When reviewing the class list, highlight questions that focus on understanding what is happening in the moment of each photograph and how those moments connect to the larger Civil War. Help students understand that forming questions about photographs can deepen historical understanding by asking: What details stand out to you in these images? What do these photographs help you understand about life during the Civil War? and What questions do these images raise that the photograph alone cannot answer?
During the Civil War, photography became more widely used than ever before. For the first time, images captured real scenes from a war and could be shared with people far from the fighting.
How do you think the development of photography changed the way people recorded and remembered conflict? Why is that change significant?

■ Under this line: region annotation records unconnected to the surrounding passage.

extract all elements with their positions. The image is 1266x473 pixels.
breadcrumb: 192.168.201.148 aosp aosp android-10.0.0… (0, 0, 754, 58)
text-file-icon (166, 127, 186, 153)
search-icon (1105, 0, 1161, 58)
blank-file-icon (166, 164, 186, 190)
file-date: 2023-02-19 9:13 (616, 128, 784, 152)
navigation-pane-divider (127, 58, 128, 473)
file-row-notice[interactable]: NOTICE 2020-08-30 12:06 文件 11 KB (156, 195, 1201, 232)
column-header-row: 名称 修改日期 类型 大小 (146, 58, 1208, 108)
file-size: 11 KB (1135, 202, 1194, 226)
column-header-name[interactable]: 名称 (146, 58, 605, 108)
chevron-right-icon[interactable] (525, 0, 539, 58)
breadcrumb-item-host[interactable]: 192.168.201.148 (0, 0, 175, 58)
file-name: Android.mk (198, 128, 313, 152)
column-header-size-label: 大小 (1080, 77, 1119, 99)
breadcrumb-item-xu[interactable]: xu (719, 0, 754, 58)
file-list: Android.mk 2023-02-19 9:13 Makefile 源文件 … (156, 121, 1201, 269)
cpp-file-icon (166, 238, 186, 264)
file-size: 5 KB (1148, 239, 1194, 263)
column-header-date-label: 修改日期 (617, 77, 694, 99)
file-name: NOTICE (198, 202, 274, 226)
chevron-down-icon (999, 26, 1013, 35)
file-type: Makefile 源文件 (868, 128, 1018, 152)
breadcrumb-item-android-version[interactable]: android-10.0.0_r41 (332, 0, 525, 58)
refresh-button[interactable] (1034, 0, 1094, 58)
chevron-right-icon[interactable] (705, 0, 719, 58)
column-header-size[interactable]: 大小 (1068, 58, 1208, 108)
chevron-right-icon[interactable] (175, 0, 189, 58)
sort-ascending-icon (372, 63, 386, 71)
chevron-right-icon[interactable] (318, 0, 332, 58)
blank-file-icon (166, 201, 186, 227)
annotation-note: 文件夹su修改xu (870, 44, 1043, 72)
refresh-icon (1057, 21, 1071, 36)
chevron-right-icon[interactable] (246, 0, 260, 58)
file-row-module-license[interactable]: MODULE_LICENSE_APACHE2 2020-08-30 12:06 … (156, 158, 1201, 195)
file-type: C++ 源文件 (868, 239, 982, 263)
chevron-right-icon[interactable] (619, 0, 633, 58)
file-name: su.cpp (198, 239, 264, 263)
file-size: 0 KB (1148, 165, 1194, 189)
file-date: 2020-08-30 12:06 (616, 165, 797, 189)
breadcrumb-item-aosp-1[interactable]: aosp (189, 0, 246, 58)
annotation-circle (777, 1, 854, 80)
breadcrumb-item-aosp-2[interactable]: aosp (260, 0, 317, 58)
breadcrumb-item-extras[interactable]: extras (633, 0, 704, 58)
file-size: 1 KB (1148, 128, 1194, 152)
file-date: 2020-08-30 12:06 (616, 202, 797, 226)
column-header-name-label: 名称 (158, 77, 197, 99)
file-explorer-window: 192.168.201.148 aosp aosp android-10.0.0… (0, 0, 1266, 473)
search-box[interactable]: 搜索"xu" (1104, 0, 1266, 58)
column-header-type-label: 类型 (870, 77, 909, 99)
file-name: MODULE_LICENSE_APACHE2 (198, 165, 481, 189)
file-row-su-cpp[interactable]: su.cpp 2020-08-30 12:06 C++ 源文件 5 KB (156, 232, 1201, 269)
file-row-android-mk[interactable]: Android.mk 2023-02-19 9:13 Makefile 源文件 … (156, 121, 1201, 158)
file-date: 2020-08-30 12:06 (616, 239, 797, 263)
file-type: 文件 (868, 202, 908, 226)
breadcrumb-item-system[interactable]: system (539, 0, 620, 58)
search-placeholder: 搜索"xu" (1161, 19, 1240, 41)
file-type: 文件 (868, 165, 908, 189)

When reviewing student responses to the discussion wall, highlight answers that recognize photography as capturing real people, places, and moments in ways that were not possible in earlier conflicts, and that note how this changed what could be remembered or shared about war. Then ask: How can the development of photography help us learn about other types of technology that were used during the Civil War? Use student responses to surface the idea that photographs can reveal clues about weapons, transportation, communication, medicine, and daily life, helping historians understand how different technologies shaped the war.
In this experience, you will learn how new inventions shaped the Civil War by changing how people communicated, moved supplies and troops, and fought battles, and why these technological changes mattered to the outcome of the conflict.